Introduction

advertisement
1
Clustering with Fitch-Margoliash and UPGMA algorithm
Introduction
Genotype and environment together determine the phenotype of the organism. Sometimes the
environment is most important, but other times the genes are dominant (Cantor et al., 1999). To
investigate the importance of genes one must first know the function of the gene.
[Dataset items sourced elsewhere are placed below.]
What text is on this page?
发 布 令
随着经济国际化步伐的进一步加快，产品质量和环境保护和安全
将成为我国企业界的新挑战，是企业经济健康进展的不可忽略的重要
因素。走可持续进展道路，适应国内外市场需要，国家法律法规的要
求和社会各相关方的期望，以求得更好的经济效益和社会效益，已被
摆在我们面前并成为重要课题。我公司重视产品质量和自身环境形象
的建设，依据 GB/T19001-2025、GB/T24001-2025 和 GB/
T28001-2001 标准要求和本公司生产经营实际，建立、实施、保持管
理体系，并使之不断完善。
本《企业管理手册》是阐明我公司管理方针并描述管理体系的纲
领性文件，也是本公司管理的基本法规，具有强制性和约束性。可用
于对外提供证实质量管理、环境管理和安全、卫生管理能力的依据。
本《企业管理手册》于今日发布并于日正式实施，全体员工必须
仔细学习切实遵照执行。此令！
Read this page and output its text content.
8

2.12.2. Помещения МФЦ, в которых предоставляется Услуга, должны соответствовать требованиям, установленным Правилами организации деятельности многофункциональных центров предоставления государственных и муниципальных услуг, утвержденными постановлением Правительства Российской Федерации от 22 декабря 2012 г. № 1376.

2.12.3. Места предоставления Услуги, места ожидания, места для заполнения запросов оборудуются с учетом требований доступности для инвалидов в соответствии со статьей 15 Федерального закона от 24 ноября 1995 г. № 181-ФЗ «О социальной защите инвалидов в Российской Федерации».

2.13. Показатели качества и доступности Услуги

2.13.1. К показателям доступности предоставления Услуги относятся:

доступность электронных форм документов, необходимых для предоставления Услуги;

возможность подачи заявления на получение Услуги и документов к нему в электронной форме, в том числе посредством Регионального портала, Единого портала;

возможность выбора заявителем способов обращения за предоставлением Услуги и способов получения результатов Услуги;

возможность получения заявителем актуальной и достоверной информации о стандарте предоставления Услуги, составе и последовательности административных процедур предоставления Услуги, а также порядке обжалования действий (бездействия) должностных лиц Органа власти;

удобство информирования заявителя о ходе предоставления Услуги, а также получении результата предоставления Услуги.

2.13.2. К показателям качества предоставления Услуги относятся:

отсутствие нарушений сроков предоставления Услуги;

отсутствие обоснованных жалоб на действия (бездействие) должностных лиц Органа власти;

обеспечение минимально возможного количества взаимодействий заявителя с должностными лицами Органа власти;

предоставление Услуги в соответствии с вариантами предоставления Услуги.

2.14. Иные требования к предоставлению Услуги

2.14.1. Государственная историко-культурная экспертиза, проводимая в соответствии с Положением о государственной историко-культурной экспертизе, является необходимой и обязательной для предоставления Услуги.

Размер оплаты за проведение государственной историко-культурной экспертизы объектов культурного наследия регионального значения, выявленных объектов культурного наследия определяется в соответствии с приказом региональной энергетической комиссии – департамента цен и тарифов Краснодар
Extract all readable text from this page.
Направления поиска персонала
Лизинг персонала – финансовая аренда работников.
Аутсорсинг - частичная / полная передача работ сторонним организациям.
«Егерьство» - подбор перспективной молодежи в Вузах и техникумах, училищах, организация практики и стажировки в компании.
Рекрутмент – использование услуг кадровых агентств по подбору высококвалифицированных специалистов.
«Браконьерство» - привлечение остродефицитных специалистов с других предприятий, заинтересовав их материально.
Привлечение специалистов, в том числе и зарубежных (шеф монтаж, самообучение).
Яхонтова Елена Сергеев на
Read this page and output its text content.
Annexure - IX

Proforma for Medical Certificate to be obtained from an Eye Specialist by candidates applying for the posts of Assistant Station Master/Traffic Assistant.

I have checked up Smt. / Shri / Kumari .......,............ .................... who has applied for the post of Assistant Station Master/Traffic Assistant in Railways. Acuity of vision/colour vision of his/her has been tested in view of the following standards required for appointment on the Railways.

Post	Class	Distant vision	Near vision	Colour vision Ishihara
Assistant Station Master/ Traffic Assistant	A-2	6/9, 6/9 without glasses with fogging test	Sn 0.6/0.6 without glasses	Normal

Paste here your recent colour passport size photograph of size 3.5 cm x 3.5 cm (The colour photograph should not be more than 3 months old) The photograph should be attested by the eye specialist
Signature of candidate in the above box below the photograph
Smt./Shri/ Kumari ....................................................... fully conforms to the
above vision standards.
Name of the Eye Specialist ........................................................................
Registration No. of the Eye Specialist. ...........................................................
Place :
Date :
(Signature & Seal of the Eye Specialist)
Furthermore, the
gene’s regulation gives information about when genes become important and give clues what the
function of the gene is. On the other hand, if a gene’s function is not known, knowledge of the
regulation might point in the direction of a certain function.
The traditional way of investigating the function of a gene is to mutate the gene (or regulatory
component) of interest and to investigate the changing functioning of the organism. With this method
one can get very precise information about a single gene (Misener et al, 2000). In view of the large
number of identified genes this method is no longer feasible. The traditional way is very slow and
costs much effort. So another approach is needed.
A new approach to investigate regulation and function of genes is the simultaneous monitoring of the
activity of many (1000+) genes. This gives limited information; it is only a snapshot of the genes
activity. To get a dynamic view of the genes activity, and with it a better understanding of the
regulation and perhaps function, the simultaneous monitoring is done in a time series. With this
approach one gets a dynamic portrait of the genes activity in time. These data are called Gene Activity
Profile (GAP, Figure 1).
Figure 1. A normalized (Maximum = 1) GAP with on the vertical axis the normalized relative activity of a
hypothetical gene and on the horizontal axis the time.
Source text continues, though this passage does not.